Jean-Benoît Falisse, il y a eu plusieurs vagues de déplacés à travers l’histoire mouvementée du Burundi, avec à la clé des problèmes de propriété. Est-ce que la question foncière c’est aussi un facteur qui est important et qui peut peser peut-être sur la crise actuelle ?

Plus que jamais. Je pense que la question foncière est présente depuis déjà très longtemps. Elle n’a toujours pas été résolue, elle n’est pas près d’être résolue. C’est une question qui va vraiment varier de région en région. Mais on a des litiges fonciers extrêmement présents sur tout le territoire et qui minent vraiment les relations entre les personnes dans les communautés. On a des données sur les tribunaux locaux qui montrent que jusqu’à 80 % des conflits sont des conflits fonciers. Donc sont directement liés.

Concernant la réconciliation nationale, vous l’avez évoquée, diriez-vous qu’elle est inachevée ?

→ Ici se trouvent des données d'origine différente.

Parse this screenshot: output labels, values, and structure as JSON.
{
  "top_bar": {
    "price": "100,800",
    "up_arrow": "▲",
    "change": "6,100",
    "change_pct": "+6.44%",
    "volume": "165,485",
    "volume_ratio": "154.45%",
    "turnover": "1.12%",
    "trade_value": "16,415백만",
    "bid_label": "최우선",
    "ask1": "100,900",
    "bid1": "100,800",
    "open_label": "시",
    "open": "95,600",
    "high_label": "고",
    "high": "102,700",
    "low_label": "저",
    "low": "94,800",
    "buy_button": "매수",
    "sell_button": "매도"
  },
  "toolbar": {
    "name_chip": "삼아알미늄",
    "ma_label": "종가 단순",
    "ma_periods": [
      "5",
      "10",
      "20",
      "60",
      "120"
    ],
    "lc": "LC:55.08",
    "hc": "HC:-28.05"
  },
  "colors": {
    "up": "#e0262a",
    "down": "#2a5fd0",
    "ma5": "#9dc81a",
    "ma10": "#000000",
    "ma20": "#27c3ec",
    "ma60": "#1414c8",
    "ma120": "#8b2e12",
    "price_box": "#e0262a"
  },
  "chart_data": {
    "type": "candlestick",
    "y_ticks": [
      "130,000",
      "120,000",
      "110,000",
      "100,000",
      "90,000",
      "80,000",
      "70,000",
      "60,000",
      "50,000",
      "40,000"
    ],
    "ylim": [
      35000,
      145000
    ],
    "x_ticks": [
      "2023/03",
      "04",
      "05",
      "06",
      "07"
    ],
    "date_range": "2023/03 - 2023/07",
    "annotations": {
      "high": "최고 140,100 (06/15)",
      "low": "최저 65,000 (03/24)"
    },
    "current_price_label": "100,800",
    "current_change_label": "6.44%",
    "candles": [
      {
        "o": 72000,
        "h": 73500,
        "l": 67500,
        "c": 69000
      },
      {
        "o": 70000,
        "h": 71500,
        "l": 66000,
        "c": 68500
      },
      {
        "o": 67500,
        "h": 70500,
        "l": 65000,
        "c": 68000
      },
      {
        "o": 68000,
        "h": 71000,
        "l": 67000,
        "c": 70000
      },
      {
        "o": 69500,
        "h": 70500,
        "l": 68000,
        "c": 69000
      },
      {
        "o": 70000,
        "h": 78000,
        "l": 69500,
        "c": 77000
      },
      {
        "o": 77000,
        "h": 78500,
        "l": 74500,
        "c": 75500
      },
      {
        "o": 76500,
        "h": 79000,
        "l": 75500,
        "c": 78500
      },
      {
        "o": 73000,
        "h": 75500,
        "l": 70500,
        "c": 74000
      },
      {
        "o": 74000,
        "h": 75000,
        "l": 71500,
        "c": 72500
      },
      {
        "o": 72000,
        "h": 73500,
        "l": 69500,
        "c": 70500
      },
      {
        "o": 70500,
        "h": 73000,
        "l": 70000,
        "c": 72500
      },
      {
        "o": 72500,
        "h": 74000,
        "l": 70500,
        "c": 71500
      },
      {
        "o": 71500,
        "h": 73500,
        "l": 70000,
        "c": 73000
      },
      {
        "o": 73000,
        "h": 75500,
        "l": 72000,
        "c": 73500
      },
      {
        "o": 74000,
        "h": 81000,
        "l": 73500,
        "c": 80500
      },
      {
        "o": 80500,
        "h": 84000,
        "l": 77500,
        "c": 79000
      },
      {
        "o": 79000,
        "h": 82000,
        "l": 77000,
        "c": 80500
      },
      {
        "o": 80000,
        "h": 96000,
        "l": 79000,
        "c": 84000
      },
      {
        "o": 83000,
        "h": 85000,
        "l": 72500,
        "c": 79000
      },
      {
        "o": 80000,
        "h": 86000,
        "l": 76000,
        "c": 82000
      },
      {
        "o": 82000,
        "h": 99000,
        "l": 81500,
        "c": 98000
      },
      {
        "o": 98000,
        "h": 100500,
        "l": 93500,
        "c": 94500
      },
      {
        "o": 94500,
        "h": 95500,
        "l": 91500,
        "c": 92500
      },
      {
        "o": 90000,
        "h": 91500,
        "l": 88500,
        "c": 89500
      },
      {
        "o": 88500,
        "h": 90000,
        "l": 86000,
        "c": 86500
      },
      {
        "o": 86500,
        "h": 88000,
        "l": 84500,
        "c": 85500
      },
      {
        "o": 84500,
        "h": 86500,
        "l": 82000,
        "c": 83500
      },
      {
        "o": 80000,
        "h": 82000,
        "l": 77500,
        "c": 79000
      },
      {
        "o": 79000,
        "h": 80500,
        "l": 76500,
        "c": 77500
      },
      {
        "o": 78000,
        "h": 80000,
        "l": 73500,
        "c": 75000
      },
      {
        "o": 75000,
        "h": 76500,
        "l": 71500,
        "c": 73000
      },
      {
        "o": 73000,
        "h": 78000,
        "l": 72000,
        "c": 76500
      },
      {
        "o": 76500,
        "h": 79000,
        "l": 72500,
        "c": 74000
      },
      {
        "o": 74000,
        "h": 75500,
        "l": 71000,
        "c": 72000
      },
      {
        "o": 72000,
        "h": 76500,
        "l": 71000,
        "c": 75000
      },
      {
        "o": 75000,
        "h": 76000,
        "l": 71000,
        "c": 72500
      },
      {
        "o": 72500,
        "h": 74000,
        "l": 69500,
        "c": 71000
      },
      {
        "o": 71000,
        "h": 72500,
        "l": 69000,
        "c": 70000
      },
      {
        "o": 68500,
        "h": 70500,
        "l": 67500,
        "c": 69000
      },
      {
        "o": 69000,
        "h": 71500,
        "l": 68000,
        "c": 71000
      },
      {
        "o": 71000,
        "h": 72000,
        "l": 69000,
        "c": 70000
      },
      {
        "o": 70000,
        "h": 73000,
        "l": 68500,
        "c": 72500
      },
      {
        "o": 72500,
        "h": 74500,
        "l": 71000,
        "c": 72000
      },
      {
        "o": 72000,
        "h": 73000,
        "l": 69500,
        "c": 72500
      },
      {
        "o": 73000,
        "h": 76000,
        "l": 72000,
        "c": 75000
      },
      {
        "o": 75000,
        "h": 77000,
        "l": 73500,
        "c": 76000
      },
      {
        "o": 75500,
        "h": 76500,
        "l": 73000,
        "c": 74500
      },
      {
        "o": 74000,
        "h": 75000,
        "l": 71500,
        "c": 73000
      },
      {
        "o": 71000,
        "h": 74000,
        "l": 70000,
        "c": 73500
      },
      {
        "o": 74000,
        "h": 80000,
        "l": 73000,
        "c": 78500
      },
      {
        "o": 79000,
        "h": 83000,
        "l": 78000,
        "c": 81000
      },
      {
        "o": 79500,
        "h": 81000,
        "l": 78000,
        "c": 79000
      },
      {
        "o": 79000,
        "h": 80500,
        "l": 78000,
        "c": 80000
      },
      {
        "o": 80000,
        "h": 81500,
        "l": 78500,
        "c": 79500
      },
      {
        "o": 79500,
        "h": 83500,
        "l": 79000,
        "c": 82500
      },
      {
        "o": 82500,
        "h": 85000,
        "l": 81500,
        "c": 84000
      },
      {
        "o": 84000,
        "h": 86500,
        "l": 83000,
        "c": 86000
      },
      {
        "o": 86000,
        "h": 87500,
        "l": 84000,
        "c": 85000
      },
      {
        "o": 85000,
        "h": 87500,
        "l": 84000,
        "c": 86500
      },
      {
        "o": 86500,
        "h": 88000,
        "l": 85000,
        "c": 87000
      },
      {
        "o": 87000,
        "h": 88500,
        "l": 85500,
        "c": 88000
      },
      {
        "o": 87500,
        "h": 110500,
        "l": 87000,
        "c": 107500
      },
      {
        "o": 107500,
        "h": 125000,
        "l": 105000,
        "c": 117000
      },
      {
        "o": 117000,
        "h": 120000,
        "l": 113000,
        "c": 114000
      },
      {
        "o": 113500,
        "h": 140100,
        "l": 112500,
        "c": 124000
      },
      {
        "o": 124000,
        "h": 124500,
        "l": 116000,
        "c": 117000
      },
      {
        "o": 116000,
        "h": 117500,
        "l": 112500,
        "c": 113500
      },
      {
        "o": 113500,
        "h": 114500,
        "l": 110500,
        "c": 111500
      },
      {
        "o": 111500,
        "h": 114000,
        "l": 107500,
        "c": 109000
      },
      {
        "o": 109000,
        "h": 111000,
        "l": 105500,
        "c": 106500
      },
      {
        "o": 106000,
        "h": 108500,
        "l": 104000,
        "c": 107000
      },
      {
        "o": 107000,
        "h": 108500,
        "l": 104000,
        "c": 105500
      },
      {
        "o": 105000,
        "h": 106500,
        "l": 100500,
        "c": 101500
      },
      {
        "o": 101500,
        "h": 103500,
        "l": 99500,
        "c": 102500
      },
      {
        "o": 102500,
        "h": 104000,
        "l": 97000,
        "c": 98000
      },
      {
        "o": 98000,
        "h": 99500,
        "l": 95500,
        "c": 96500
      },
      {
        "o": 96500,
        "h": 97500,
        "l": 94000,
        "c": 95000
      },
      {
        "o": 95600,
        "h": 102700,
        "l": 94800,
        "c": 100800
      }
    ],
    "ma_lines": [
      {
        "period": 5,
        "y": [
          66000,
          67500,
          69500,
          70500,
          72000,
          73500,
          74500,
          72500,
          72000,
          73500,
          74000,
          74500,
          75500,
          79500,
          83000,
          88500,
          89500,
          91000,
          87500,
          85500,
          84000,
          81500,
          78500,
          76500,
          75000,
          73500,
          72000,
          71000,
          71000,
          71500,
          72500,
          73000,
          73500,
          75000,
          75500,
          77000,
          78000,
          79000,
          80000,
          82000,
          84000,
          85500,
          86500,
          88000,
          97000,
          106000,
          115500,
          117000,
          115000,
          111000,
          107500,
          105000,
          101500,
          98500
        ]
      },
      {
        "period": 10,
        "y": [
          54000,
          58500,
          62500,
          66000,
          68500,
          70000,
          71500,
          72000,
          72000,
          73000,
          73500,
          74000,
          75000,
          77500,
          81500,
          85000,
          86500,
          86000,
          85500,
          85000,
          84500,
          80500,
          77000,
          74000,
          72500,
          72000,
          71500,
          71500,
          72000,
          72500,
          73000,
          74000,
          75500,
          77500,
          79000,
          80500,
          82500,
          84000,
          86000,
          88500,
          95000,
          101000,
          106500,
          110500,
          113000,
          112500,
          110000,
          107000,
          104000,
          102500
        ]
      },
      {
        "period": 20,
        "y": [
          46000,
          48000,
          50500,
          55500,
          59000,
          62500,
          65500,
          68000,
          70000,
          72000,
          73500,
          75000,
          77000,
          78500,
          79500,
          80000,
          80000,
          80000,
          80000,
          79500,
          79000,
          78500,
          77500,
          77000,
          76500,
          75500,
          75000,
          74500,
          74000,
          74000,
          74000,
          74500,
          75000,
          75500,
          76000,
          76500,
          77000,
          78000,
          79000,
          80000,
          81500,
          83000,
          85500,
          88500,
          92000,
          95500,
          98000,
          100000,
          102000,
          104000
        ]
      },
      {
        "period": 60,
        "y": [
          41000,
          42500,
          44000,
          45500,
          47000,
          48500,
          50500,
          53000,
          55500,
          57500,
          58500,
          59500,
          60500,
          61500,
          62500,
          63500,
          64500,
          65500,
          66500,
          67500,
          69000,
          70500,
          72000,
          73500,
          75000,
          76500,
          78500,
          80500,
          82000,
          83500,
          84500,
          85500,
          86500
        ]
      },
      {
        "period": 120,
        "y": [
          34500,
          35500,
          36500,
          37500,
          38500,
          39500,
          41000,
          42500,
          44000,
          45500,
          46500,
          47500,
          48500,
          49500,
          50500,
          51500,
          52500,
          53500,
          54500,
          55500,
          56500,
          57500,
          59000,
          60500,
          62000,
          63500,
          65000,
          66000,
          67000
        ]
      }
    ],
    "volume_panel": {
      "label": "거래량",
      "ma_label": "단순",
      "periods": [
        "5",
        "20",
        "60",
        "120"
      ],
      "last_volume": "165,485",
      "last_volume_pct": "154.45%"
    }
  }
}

Ce qu’on a pu voir au Burundi, c’est quelque part un partage du pouvoir, une paix, mais sans véritable discussion sur la Commission Vérité et Réconciliation – un peu sur les modèles sud-africains – n’a pas vraiment démarré et donc on n’a finalement jamais eu, au niveau des communautés, de discussion franche sur le passé. A l’exception bien entendu de différentes initiatives locales. Mais on n’a pas eu de grands projets à l’échelle nationale pour réfléchir sur ce qui s’est passé pendant la guerre civile, ce qui s’est passé avant et comment est-ce que les communautés peuvent vivre avec ça.

Vous n’avez pas évoqué le facteur ethnique. Est-il pertinent ? D’après vous peut-il aider à comprendre là aussi, ce qu’il se passe aujourd’hui ?

C’est une question un petit peu compliquée. Je pense qu’il ne faudrait pas faire de cette crise une crise ethnique. On est sur une opposition entre différentes parties sur des lignes politiques. Maintenant c’est le Burundi, cette dimension n’est jamais trop loin, et donc je pense qu’il faut être extrêmement prudent face à toutes les récupérations possibles de la crise actuelle en termes ethniques.